3.2.2.- Find the object through code #

GameObject player = GameObject.Find("Player");

This works, but it can be slow and breaks if you rename objects. Prefer drag-and-drop when possible.

3.3.- Print messages to the console #

Use Debug.Log() to see what your code is doing.

Debug.Log("Hello from my script!");
Vector3 direction = new Vector3(1, 3, -2);
Debug.Log(direction);

4.- What to learn next? #

Once you’re comfortable with scripts, the next steps that unlock a lot of power are:

• Functions / Methods (making your own reusable actions)
• if statements (decision making)
• Collisions & Triggers (OnCollisionEnter, OnTriggerEnter)
• Coroutines (timers, delays, sequences)
• Prefabs (spawning objects)
• ScriptableObjects (data-driven design)

4.2.- Quick Vocabulary #

• GameObject: any thing in your scene (a cube, a light, your player, a door…). Think of it as a container.
• Component: a behavior or property you add to a GameObject (Transform, Rigidbody, AudioSource). Think of it as a feature.
• Script (C#): your own custom component. It lets you decide what happens (move, jump, open doors…).
• Inspector: the panel where you see and edit component values.
• MonoBehaviour: the basic Unity class your scripts inherit from so Unity can run them.
• Frame: a single screen update. Unity runs your code many times per second.
• Local vs World: local means relative to the object’s own rotation/position; world means the scene’s global coordinates.

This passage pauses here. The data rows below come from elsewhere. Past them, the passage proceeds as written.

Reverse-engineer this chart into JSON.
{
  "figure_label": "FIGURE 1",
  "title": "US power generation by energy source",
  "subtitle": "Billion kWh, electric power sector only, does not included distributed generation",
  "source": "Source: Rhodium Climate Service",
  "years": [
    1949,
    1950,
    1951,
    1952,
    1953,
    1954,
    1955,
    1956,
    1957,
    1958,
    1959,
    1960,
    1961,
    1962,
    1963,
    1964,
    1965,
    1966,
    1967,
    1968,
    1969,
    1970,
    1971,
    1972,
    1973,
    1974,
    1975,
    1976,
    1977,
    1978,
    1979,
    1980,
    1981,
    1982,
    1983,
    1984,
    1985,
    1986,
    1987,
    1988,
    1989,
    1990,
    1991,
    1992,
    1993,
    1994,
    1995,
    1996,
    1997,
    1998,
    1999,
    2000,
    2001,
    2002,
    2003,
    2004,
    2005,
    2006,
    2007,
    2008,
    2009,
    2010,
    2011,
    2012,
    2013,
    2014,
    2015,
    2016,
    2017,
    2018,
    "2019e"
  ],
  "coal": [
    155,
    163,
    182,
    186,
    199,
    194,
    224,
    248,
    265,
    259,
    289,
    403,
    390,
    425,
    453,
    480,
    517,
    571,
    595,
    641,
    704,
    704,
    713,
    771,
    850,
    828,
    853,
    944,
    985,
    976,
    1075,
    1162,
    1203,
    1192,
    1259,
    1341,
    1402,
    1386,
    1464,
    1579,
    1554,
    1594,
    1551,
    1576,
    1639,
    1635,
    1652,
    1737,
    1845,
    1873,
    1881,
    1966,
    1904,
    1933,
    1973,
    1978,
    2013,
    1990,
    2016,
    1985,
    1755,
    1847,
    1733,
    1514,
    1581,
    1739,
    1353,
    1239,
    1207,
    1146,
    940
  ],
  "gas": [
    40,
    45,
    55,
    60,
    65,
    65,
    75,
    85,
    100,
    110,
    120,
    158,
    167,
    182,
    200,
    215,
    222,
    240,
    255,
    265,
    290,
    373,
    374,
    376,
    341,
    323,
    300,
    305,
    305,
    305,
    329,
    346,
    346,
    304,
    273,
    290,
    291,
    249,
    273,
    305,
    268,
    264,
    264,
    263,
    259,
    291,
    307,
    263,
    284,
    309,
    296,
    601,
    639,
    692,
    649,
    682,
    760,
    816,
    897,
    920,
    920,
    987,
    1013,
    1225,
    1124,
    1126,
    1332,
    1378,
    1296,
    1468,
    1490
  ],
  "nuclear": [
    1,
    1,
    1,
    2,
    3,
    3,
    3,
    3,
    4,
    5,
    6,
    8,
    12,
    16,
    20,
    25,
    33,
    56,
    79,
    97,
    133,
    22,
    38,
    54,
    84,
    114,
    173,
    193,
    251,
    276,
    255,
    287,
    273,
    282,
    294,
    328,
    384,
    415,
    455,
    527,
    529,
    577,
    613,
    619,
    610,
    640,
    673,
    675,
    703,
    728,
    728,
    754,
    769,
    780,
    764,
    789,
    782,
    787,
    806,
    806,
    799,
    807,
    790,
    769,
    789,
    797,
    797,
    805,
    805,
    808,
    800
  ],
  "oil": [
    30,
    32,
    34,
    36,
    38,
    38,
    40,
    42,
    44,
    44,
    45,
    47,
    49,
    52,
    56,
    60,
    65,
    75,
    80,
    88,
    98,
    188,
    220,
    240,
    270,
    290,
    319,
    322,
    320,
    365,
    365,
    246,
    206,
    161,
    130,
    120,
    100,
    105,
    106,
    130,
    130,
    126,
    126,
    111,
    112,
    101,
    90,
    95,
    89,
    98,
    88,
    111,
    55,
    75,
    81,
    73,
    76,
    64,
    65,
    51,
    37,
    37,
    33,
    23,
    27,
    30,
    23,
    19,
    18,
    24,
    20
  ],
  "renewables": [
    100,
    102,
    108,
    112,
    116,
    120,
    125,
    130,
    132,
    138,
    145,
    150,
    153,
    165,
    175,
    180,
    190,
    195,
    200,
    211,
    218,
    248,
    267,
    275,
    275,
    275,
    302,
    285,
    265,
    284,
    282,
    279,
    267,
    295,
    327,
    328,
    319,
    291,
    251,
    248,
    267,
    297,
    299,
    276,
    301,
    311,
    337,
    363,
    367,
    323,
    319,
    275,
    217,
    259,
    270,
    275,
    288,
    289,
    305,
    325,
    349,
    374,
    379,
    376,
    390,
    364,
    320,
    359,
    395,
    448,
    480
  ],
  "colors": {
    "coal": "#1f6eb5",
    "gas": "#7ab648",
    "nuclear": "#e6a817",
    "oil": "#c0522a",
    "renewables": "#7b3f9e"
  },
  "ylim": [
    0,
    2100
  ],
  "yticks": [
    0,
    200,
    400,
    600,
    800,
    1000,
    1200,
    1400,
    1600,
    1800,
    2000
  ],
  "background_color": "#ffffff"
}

4.2.1.- Quick Programming Vocabulary #

• Code: the text you write to tell the computer what to do.
• Script: a small program attached to something in Unity.
• Function: a group of code lines that can be “called” to execute them.
• Variable: a named box that stores a value. It’s like a drawer where you store things.
• Type: the kind of value (number, text, true/false, etc.).
  • int: Stores an integer number (a number with no decimals)
  • float: Stores a number with decimals
  • bool: Stores true/false
  • string: Stores text
  • Vector3: Stores 3 floats (x,y,z) and has some special functions to operate it. We can use a Vector3 to represent a direction, a position, a rotation…
  • Quaternion: Used exclusively to represent a rotation in 3D. We will avoid this and use more common methods when possible.
• Return value: what a function gives back after it runs.
• If (condition): only do something when a test is true.
• Loop: repeat something multiple times (you’ll see this later).
• Bug / Error: when the code doesn’t work as expected.
• Null: “nothing here”, when a variable is empty, a missing reference.
• Compile / Build: turn your code into something the computer or a device can run.
• Debug: find and fix problems (often with Debug.Log).